Guna membuktikan validitas dalil tersebut, lanjut Daniel, Pemohon telah mengajukan sejumlah alat bukti. Setelah dicermati oleh MK, dalil tersebut tidak diuraikan lebih lanjut oleh Pemohon terkait seperti apa makna dan dampak dari 'cawe-cawe' yang dimaksud, serta apa saja bukti dari tindakan tersebut.
Lebih lanjut, Daniel mengatakan bahwa berbagai alat bukti yang diajukan Pemohon memang menunjukkan kegiatan dan pernyataan Presiden yang berkehendak untuk 'cawe-cawe' dalam Pemilu Presiden dan Wakil Presiden 2024. Hanya saja, MK menilai bukti tersebut tidak cukup kuat untuk membuktikan dalil Pemohon.
“Menurut Mahkamah, tanpa bukti kuat dalam persidangan, tidak dapat begitu saja ditafsirkan sebagai kehendak untuk ikut campur dalam penyelenggaraan Pemilu Presiden dan Wakil Presiden 2024 dengan menggunakan cara-cara di luar hukum dan di luar konstitusi,” terang Daniel.
Daniel juga menyebut bahwa MK tidak mendapatkan bukti yang memperlihatkan adanya korelasi antara bentuk 'cawe-cawe' dengan potensi perolehan suara pada salah satu Pasangan Calon (Paslon) Presiden dan Wakil Presiden, dalam pelaksanaan Pilpres 2024.
Dengan berbagai macam pertimbangan-pertimbangan tersebut, MK pun menilai bahwa dalil Pemohon tidak beralasan hukum.
Gugatan AMIN dan Ganjar-Mahfud
Diketahui, Mahkamah Konstitusi (MK) telah membacakan putusan perkara Perselisihan Hasil Pemilihan Umum (PHPU) Pemilihan Presiden (Pilpres) 2024, pada hari Senin, 22 April 2024.

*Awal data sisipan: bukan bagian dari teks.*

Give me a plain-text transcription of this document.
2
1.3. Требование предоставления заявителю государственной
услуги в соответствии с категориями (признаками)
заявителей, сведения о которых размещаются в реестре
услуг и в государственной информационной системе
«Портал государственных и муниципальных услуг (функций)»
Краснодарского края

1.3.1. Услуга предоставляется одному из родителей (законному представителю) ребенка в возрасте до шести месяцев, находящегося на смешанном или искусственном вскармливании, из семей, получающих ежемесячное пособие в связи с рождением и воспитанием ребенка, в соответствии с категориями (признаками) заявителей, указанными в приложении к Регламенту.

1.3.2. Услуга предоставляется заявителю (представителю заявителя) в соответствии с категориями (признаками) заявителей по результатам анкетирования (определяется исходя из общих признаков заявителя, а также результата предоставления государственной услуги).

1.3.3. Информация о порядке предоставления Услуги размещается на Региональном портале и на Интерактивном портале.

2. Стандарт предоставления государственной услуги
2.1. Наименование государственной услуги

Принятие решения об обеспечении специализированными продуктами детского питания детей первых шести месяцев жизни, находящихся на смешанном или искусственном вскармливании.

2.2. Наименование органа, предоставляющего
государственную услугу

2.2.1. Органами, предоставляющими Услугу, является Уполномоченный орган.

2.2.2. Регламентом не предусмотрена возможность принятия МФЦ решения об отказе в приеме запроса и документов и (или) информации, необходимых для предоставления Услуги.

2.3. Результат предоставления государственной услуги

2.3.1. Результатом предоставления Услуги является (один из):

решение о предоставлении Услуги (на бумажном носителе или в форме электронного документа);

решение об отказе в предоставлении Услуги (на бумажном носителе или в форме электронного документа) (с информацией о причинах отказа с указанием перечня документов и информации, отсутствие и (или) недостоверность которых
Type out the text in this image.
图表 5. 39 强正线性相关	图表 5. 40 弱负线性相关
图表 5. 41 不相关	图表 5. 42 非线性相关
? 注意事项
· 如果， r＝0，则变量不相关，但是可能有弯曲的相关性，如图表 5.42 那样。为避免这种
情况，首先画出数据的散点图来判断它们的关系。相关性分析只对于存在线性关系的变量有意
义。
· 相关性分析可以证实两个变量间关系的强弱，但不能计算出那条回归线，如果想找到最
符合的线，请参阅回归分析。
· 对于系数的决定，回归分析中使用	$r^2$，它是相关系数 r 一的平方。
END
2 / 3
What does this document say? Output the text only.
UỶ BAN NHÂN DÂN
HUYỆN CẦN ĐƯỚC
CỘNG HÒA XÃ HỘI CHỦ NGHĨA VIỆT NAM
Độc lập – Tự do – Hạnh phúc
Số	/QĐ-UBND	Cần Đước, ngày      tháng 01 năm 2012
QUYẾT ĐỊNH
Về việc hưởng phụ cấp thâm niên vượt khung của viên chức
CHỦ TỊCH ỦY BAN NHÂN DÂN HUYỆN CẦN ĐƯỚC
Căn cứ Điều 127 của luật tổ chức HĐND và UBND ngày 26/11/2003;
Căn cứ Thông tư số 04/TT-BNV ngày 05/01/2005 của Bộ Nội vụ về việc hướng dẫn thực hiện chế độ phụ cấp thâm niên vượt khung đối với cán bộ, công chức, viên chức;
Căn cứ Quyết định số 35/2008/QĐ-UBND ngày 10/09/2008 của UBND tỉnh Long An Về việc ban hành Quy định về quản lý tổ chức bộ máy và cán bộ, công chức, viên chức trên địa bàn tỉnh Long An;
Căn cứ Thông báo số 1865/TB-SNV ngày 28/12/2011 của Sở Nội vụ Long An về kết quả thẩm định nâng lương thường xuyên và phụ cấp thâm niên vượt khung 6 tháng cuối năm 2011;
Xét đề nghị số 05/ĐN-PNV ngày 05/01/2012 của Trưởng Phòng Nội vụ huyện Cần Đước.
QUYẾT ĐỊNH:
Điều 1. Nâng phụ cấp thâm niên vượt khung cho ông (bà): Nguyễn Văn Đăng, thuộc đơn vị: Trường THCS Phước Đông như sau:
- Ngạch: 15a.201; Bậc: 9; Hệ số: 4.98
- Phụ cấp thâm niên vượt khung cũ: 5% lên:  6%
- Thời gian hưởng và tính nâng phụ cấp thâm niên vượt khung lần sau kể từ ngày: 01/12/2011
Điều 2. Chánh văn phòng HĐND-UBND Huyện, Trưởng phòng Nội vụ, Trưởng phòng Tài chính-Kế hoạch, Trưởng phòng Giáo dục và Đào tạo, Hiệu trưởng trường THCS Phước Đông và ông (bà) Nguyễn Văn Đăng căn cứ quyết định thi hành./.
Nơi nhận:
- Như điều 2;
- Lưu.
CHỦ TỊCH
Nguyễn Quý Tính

Dalam sidang tersebut, Ketua MK Suhartoyo mengetuk palu pada pukul 08.59 WIB, tanda dimulainya Sidang Sengketa Pilpres 2024.
Adapun gugatan yang diajukan oleh Pasangan Calon (Paslon) Anies-Muhaimin (AMIN) teregistrasi dengan Nomor Perkara 1/PHPU.PRES-XXII/2024. Sementara gugatan Paslon Ganjar-Mahfud teregistrasi dengan Nomor Perkara 2/PHPU.PRES-XXII/2024.